Commencer plutôt que re-commencer – Laisser de la place à l’Imprévisible
En entrant dans une nouvelle année pastorale, en assumant de nouvelles responsabilités, en accueillant de nouveaux collaborateurs, en arrivant dans un nouveau lieu de vie, les verbes qui nous viennent spontanément à l’esprit débutent souvent par le préfixe « re ». Il sera alors question de se remobiliser, de reprendre ses habitudes, de retrouver ses repères, etc. En deux mots, de tout faire pour que la nouveauté s’estompe et que nous retrouvions au plus vite le confort douillet de notre vie précédente.
Or, dans une approche évangélique, à l’appel du Christ, un changement est toujours l’occasion d’une conversion. Il s’agit de devenir un autre homme (ou femme), un autre chrétien (ou chrétienne) à la faveur de ce qui va, désormais, caractériser autrement notre vie et notre mission. C’est notre être même qui est appelé à une métanoïa et non pas seulement les conditions concrètes de notre existence. Les changements extérieurs auxquels nous sommes contraints deviennent alors l’occasion d’entendre un appel à une évolution intérieure beaucoup plus profonde et radicale.

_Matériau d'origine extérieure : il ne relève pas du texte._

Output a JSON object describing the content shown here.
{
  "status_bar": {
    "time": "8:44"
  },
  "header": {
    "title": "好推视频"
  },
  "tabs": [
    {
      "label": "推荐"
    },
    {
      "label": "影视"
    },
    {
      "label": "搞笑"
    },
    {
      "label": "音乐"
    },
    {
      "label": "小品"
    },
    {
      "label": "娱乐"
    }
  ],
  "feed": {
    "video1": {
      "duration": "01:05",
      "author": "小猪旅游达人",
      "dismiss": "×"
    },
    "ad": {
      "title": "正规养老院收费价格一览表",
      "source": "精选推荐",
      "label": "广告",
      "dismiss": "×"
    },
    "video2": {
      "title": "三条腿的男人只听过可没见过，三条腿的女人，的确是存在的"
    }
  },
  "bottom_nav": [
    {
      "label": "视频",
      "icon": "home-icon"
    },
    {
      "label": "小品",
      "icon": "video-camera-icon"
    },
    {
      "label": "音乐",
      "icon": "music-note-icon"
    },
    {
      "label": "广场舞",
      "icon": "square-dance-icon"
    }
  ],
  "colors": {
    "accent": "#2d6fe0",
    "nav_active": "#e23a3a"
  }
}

Une personne nouvelle est appelée à naître et, ce faisant, notre agir concret, va s’en trouver lui aussi modifié. Cette évolution de notre comportement sera pour nous – et souvent aussi pour les autres – source d’étonnement. Un nouveau chemin s’ouvre devant nous. La romancière Virginie Grimaldi intitulait un de ses livres « Le premier jour du reste de ma vie ». Nous pourrions essayer « d’habiter » cette formule, qui exprime assez bien ce qui peut se jouer ici. La notion de nouvelle naissance est très importante dans la spiritualité chrétienne. Le dialogue de Jésus avec Nicodème est, sur ce point, fondateur : « Nicodème lui répliqua : « Comment un homme peut-il naître quand il est vieux ? Peut-il entrer une deuxième fois dans le sein de sa mère et renaître ? » Jésus répondit : « Amen, amen, je te le dis : personne, à moins de naître de l’eau et de l’Esprit, ne peut entrer dans le royaume de Dieu. » (Jn 3, 4-5) En effet, quel que soit notre âge ou notre situation, quelles que soient les joies ou les épreuves qui ont jalonnées notre route, nous pouvons vivre une nouvelle naissance personnelle, communautaire, spirituelle, et pastorale. Nos habitudes, notre manière d’être au monde en seront alors inévitablement changées, même sans que ce soit notre intention explicite. Par exemple, le Pape François dans sa première grande encyclique – La Joie de l’Évangile – dessinait ainsi la conversion pastorale qu’il appelle si souvent de ses vœux : « La pastorale en terme missionnaire exige d’abandonner le confortable critère pastoral du “on a toujours fait ainsi”. J’invite chacun à être audacieux et créatif dans ce devoir de repenser les objectifs, les structures, le style et les méthodes évangélisatrices de leurs propres communautés. » (n° 33)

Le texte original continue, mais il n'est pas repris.